Marimekko’s Q4 figures missed our estimates for net sales and adj. EBIT. While the performance was a slight letdown, we expect profitable growth to continue, although at a slightly slower pace as the domestic market presents challenges.

Lower than estimated domestic sales drove the earnings miss

Marimekko delivered Q4 figures that were lower than estimated for both net sales and EBIT. Net sales grew by 5% to EUR 50.6m in Q4 (52.9/53.6m Evli/cons.). Clear disappointment on the net sales side was domestic wholesale, which missed our estimates by a large margin. On the other hand, APAC kept delivering growth as we had estimated. Adj. EBIT amounted to EUR 8.3m (9.0/8.7m Evli/cons.), reflecting a margin of 16.4% while we had estimated adj. EBIT margin of 17.1%. The lower profitability was largely driven by the volume miss due to operational leverage.

 

Two-sided development of Q4 expected to continue in 2024

 

Marimekko expects its net sales to grow in 2024 while adj. EBIT margin is estimated to be 16-19%. The two main drivers for Marimekko, Finland and APAC developed in different directions during Q4, we estimate this to continue to 2024. In 2024, Marimekko aims to open 10-15 new stores and shop-in-shops, and most of the planned openings will be in Asia. Due to the difficult market environment, net sales in Finland are expected to be approximately at the level of 2023. We previously estimated growth of 1.7% y/y in Finland for 2024, with our updated estimates, we drop our growth estimate to 0.7%. For APAC, we have also dropped our growth estimate slightly yet still estimate healthy growth of 12.3% y/y. After the adjustments, our net sales estimate is now at EUR 181.9m (prev. EUR 188.3m). With slower growth and higher fixed costs, we estimate EUR 33.0m adj. EBIT for 2024 (prev.
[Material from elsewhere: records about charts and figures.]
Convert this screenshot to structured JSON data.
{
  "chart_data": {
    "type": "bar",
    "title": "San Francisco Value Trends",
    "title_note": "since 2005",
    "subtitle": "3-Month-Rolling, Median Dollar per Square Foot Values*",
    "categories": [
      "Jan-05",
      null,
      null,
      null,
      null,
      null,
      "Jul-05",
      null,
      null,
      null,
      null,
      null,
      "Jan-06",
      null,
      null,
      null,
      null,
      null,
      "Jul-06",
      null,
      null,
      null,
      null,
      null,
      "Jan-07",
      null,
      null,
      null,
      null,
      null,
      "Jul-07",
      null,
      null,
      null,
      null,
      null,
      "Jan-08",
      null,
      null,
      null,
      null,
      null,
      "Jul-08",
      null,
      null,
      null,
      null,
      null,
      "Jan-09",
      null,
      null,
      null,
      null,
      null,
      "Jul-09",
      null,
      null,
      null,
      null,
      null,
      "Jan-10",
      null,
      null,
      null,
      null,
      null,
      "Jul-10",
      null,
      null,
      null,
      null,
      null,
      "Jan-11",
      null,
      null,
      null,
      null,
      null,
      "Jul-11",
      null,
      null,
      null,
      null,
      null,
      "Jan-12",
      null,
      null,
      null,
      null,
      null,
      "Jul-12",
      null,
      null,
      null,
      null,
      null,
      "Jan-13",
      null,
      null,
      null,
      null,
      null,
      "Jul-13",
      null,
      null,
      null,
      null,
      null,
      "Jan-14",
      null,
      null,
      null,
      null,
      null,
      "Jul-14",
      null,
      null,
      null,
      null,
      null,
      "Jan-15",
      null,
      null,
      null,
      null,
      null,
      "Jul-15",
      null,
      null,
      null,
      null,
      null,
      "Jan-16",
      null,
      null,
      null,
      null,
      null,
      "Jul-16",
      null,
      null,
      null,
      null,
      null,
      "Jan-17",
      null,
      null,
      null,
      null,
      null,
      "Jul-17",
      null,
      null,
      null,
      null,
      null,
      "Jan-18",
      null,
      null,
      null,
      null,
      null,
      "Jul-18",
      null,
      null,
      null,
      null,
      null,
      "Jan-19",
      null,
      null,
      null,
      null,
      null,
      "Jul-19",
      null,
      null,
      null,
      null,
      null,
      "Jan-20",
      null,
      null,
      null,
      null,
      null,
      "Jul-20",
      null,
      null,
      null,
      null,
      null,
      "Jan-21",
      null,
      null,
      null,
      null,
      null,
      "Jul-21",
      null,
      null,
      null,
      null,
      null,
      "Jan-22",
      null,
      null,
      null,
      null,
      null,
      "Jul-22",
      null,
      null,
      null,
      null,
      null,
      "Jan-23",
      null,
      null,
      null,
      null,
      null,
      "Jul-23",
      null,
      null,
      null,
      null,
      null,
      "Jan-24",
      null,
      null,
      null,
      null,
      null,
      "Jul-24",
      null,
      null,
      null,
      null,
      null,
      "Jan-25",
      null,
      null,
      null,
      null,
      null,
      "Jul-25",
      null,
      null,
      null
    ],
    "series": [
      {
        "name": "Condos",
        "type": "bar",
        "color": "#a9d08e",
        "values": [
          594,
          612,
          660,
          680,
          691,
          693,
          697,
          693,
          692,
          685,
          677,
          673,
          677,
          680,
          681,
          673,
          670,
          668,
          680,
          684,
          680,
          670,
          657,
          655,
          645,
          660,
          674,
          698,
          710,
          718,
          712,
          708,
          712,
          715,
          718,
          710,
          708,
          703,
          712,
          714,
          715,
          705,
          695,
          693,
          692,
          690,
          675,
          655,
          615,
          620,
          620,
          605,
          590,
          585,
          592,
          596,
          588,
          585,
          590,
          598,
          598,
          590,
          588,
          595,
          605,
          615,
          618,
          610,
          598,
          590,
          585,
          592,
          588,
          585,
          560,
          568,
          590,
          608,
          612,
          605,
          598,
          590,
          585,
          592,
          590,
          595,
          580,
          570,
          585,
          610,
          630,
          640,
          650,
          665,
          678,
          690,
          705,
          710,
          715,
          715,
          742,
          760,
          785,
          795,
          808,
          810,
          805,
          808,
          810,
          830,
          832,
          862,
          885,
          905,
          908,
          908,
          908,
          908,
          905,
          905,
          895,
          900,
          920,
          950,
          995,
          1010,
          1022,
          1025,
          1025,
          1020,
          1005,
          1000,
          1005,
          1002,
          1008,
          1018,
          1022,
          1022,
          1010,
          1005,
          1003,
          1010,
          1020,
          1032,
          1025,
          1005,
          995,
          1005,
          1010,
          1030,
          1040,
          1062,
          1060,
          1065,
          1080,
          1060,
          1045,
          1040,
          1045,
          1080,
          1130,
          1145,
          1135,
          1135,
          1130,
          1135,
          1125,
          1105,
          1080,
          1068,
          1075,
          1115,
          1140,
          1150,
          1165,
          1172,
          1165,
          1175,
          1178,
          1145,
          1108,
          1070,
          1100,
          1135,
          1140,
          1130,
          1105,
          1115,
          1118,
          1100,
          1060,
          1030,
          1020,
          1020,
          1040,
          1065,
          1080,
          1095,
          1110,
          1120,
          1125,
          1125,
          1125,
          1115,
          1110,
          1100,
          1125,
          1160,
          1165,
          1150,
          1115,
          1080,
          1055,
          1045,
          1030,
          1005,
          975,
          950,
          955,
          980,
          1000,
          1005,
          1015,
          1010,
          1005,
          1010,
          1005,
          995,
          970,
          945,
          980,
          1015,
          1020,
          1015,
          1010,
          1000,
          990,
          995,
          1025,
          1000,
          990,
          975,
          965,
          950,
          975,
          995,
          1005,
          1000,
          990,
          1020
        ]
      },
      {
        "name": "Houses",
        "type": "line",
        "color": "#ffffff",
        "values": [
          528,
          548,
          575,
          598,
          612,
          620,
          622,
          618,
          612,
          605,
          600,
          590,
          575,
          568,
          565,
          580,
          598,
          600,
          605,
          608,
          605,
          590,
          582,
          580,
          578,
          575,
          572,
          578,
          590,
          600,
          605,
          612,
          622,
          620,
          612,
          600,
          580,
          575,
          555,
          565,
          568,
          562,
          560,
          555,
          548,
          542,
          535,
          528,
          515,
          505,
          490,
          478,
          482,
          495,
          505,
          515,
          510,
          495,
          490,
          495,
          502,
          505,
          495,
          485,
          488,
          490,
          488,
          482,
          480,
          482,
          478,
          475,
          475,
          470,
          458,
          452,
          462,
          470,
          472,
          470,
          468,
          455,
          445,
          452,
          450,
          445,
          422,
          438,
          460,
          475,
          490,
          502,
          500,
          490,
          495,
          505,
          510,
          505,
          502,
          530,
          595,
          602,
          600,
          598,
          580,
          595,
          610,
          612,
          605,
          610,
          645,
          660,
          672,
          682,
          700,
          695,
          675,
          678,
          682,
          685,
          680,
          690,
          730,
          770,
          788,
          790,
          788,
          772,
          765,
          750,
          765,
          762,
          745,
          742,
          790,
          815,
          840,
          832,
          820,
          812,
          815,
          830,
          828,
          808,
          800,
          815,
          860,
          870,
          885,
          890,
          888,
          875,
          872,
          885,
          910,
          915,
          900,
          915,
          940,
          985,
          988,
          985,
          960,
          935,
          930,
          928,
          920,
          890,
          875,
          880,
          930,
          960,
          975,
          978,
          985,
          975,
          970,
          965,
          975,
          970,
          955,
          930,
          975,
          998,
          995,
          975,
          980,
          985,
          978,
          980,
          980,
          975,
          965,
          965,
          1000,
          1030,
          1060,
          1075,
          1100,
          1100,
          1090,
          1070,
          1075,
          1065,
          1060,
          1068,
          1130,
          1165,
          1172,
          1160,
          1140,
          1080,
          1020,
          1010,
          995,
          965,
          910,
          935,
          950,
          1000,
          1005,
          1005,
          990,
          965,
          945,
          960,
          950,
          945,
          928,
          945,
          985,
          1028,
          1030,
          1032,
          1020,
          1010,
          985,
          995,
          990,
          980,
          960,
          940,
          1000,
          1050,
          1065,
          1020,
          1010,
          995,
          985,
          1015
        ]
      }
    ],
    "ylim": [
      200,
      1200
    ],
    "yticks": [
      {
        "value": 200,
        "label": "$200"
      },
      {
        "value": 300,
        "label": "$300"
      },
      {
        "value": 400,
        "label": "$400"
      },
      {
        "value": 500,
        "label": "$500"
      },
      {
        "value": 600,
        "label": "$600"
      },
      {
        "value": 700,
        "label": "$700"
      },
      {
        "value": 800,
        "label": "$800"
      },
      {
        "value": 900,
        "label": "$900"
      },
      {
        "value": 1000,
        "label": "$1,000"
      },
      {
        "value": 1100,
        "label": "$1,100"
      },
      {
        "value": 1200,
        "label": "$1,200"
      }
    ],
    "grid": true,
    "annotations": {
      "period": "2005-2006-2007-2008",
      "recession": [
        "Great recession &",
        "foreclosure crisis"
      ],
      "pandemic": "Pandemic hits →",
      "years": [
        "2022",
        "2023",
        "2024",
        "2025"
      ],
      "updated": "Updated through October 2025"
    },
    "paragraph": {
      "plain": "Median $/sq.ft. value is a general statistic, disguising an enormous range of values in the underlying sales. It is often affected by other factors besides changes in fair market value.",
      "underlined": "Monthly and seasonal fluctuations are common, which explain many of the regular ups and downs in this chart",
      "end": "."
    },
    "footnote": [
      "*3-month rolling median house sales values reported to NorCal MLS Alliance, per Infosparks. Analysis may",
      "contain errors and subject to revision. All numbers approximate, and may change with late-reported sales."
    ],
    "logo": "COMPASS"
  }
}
EUR 35.3m) with a margin of 18.2%.

 

HOLD with a TP of EUR 11.5 (12.0)

Based on our updated estimates for 24-25E, Marimekko is priced at roughly 14-13x EV/EBIT and 19-17x P/E. The pricing is roughly at par compared to our premium and luxury goods peer groups which trade at 14-13x EV/EBIT and 18-17x P/E (avg. between the peer groups).